Researchers studying the spread of COVID-19 say it looks as though the number of new coronavirus infections nationwide has peaked and will steadily decline through the spring.
It is welcome news from the COVID-19 Scenario Modeling Hub, a think tank of more than 100 people working to make forecasts throughout the pandemic.
“This is like the weather. We can give a pretty good weather forecast going out a couple weeks in the future, but we can’t really see much more in specifics,” said Justin Lesser, a professor of epidemiology at the University of North Carolina.
Currently, the 7-day average of new COVID-19 cases per day is just under 115,000, compared to 134,000 one week ago. The models predict in the best-case scenario, where a new COVID-19 variant does not emerge and childhood vaccinations take off, we could get to 9,000 new cases per day by mid-March.
In the worst-case scenario, where child vaccinations do not take off and a new COVID-19 variant does emerge, the United States will cut new daily cases in half to 50,000 per day.
“I think all the models agree, there’s some disagreement in timing, but they all agree that immunity will eventually start having a big impact on the course of the pandemic and we should see declining cases as we go through the winter and into the early spring,” said Lessler.
Since last winter, the team has been forecasting different scenarios for different periods of the pandemic. In May, when delta first took hold in the U.S., the COVID-19 Scenario Modeling Hub predicted cases would begin to rise through early fall. One of the nine models predicted nearly perfectly when the cases would begin to dramatically rise and peak.
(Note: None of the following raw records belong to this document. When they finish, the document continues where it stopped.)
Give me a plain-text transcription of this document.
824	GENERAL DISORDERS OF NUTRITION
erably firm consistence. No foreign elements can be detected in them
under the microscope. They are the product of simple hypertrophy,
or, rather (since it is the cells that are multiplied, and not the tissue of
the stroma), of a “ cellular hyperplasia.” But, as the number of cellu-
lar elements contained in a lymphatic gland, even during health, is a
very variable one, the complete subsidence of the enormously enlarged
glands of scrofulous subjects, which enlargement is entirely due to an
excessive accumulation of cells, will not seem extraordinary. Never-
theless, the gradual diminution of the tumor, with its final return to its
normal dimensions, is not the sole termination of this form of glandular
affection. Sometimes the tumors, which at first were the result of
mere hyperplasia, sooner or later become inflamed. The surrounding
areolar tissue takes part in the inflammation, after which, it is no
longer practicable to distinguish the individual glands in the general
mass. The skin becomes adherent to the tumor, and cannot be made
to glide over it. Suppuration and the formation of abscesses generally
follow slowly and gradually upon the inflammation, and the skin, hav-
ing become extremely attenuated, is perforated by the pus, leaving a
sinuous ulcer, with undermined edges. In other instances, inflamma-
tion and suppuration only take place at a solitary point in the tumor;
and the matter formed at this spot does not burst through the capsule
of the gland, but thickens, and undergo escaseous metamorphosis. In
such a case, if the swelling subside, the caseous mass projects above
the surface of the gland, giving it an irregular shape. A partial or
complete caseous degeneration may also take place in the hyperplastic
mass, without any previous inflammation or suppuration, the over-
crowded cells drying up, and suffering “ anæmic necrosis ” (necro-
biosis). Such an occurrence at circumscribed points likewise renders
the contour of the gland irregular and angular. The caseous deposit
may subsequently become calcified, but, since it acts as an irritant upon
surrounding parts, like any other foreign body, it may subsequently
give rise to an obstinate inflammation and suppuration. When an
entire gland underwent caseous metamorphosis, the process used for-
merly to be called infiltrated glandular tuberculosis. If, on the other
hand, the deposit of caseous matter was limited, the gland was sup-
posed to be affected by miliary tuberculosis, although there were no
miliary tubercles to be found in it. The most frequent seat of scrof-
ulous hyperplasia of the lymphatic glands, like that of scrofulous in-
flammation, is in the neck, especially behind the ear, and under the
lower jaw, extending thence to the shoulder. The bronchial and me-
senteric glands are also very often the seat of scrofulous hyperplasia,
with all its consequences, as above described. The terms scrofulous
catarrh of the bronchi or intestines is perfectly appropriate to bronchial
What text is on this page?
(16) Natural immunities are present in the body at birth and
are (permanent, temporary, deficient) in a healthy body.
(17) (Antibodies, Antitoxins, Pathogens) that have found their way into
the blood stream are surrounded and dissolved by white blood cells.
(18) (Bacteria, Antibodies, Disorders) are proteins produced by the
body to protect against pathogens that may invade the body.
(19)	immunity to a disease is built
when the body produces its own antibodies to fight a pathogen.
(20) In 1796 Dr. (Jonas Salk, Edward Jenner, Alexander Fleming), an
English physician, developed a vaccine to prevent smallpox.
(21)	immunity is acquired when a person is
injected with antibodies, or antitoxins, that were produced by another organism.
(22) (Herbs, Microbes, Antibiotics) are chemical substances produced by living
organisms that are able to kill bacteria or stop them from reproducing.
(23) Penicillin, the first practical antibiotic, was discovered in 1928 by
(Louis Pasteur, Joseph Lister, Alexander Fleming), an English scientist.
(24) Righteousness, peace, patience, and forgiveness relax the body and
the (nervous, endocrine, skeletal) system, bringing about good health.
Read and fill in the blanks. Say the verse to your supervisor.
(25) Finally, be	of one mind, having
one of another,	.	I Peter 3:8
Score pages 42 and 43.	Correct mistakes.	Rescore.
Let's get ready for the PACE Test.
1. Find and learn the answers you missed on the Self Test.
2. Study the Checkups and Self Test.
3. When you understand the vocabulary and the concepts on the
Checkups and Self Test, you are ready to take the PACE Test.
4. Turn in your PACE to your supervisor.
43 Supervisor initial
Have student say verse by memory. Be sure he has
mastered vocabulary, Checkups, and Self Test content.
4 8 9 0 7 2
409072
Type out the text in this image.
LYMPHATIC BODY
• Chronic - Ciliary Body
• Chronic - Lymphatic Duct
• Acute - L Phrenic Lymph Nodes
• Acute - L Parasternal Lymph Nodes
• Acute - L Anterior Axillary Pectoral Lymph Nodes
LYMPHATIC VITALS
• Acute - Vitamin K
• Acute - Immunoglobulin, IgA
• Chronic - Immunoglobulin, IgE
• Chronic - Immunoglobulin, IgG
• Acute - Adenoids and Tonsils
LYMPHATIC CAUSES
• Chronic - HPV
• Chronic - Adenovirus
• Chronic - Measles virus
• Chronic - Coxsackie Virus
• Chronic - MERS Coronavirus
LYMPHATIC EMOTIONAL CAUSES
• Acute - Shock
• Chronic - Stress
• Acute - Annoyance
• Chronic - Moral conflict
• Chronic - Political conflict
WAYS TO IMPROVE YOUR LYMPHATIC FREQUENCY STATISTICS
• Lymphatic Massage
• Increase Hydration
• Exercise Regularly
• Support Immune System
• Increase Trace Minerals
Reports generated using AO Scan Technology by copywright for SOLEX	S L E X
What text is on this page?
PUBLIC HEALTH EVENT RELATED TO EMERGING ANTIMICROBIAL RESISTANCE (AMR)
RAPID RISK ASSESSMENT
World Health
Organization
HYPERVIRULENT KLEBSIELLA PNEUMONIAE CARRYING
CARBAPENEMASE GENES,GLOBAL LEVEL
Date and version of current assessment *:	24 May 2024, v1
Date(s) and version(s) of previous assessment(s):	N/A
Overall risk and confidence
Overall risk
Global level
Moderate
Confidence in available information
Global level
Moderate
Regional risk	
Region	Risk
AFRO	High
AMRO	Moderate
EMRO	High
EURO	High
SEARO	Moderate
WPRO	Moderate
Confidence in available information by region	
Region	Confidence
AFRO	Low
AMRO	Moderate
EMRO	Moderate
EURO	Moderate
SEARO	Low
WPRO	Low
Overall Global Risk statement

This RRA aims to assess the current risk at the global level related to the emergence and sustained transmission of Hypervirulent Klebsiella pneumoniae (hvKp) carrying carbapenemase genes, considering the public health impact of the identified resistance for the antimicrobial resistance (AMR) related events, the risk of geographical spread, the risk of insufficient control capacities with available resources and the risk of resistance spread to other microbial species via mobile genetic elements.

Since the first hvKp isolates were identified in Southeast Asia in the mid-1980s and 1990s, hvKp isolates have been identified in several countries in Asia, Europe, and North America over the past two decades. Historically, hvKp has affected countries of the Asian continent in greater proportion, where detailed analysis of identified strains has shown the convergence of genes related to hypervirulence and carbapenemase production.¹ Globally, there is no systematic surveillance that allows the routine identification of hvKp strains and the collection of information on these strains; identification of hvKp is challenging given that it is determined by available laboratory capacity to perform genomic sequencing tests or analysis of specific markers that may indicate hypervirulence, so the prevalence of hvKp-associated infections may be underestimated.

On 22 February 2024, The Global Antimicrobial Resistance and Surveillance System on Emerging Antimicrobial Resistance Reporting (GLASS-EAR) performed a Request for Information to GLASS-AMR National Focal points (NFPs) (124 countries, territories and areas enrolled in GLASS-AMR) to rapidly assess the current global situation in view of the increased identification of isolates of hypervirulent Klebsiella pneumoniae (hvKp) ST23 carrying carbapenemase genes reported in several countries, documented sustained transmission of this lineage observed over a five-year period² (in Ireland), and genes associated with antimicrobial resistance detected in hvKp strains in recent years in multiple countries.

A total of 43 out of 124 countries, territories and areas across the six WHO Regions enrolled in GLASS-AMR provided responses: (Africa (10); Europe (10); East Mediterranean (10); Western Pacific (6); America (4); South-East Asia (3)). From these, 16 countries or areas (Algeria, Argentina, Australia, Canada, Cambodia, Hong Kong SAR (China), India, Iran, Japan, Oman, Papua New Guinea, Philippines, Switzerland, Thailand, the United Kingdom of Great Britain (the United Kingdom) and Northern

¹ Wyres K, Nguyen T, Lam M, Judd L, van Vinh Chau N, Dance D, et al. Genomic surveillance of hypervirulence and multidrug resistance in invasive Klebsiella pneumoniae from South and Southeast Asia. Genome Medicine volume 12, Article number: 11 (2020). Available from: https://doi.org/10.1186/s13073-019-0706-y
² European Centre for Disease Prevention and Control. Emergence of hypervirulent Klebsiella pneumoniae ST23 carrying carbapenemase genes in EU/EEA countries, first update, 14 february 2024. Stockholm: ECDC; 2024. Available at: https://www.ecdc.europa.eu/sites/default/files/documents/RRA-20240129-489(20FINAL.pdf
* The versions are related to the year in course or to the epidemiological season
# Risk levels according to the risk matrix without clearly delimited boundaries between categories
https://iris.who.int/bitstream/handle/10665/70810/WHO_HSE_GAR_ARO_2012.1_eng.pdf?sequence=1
Now that the forecast for the winter is changing, experts say the main driver for that prediction is rising vaccinations due to the dangers of delta that have driven people once on the fence about getting vaccinated to do so.
“It’s really the immunity, I think, that will be driving those decreases,” said Rebecca Borchering, a post-doctoral researcher at Penn State University.
“I see these less as being blanket optimistic and more saying, 'Hey, things should turn around. There is a light at the end of the tunnel, but they’re not turned around yet,'” said Lessler. “I think there’s huge value in just getting people on the same page in terms of the questions being asked.”